While that's true from a legal perspective, it's a meaningless distinction. I'm paying the guy to do a job. If I stop paying him to do a job, it has an impact on his life. In leftist parlance that makes him a "stakeholder", by which they mean he ought to have some input into the decisions I make as the owner.


> > a company is an organization of humans.

> No it isn't. A company (or corporation) is a legal fiction in which the owners are pooling resources to make money.

A company is a generic term in English for any (particularly business) organization. It includes things that do not have distinct legal identity from the persons comprising the organization.

A corporation is specifically a particular form of company, distinguished by distinct legal personhood and other particular legal treatments.


Common usage for the word "company" isn't really relevant to this discussion.


That's not just common usage, it's the technical difference between "company" and "corporation".


But "company" includes partnerships and sole proprietorships without any resort to common usage.


Many factories are completely or almost automated now, especially in Japan. This trend will only grow larger in the future as robotics improves.

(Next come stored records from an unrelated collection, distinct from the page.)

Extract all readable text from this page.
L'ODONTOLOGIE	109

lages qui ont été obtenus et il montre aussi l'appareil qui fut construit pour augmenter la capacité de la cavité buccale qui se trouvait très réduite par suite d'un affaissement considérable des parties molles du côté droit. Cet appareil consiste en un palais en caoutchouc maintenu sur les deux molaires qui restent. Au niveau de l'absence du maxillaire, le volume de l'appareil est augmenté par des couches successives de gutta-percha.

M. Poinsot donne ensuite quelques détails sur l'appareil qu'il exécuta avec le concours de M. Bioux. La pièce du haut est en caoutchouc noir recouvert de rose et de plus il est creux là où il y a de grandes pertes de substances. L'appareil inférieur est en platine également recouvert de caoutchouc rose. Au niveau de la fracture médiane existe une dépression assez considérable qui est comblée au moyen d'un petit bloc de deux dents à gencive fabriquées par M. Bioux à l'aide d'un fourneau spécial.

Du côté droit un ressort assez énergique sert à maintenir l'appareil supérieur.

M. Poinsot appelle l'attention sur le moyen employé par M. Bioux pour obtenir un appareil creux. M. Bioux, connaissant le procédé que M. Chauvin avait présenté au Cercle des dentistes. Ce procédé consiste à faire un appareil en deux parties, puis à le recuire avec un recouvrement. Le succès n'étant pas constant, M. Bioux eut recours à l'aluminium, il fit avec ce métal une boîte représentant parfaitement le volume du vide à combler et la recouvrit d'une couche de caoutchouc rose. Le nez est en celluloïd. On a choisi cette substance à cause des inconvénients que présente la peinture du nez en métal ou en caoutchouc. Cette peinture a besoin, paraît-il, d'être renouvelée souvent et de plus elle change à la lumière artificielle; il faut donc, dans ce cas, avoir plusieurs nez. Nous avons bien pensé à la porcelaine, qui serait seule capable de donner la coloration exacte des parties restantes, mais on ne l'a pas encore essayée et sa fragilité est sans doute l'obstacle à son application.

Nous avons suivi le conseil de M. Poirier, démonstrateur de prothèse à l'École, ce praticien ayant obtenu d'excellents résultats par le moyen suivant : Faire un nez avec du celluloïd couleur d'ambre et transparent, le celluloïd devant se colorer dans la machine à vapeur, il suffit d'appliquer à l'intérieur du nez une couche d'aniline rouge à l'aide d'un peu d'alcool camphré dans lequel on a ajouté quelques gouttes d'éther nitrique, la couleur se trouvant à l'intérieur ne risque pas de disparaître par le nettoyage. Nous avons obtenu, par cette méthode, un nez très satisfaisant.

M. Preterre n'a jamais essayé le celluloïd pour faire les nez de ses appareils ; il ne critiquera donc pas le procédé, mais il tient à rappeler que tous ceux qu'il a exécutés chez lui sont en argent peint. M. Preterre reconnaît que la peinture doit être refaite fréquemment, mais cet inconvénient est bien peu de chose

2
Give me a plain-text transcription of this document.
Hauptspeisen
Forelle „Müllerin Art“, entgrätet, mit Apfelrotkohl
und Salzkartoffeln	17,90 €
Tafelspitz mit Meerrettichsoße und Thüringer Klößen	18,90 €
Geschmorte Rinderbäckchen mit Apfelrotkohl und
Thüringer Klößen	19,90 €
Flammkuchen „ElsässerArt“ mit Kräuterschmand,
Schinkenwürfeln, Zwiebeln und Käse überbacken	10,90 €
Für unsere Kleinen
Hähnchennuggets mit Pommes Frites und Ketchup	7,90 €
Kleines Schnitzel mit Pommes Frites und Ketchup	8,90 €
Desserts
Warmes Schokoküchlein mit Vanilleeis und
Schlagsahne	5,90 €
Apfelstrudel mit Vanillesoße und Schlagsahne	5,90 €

Even the repair and maintenance of the robots will soon be done by other robots.

AI is already doing the same thing for many white collar jobs.

The company of the future will indeed operate without workers.


>The discussion we're having here is because there seem to be no repercussions to their failure.

What do you mean? There are massive layoffs, a falling share price and lots of bad press. What other "repercussions" should there be? Should the government come in and shut the place down? Should it force IBM to keep all employees?

Again, what sort of "repercussions" should a company have when they make bad business decisions? The shareholders and employees have suffered, that's the punishment.


> A company is it's employees

But they are not the same group of employees though ;-) that's the point.

> The discussion we're having here is because there seem to be no repercussions to their failure.

Ok and how should we punishing all the failed startups though? Who is holding them responsible for their failure?

> it's because they failed to train them

We should try. But in general this is like the idea of "Why don't we just retrain all the coal miners to write web apps?" The reality is that you can't retrain everyone.

Some of the programming stuff seems easy to programmers for example, because well, we forgot the time when we didn't know it yet. But it is not something you can take a few night classes and read a book or two and get to writing back-end services.


When a startup fails, the management are generally out of work as well.


Not sure if that brings any comfort to the workers. They still lost their job. Most owners just turn around and do another startup and so on. Should they be punished and held responsible for it somehow. For hiring and then making bad decisions and failing.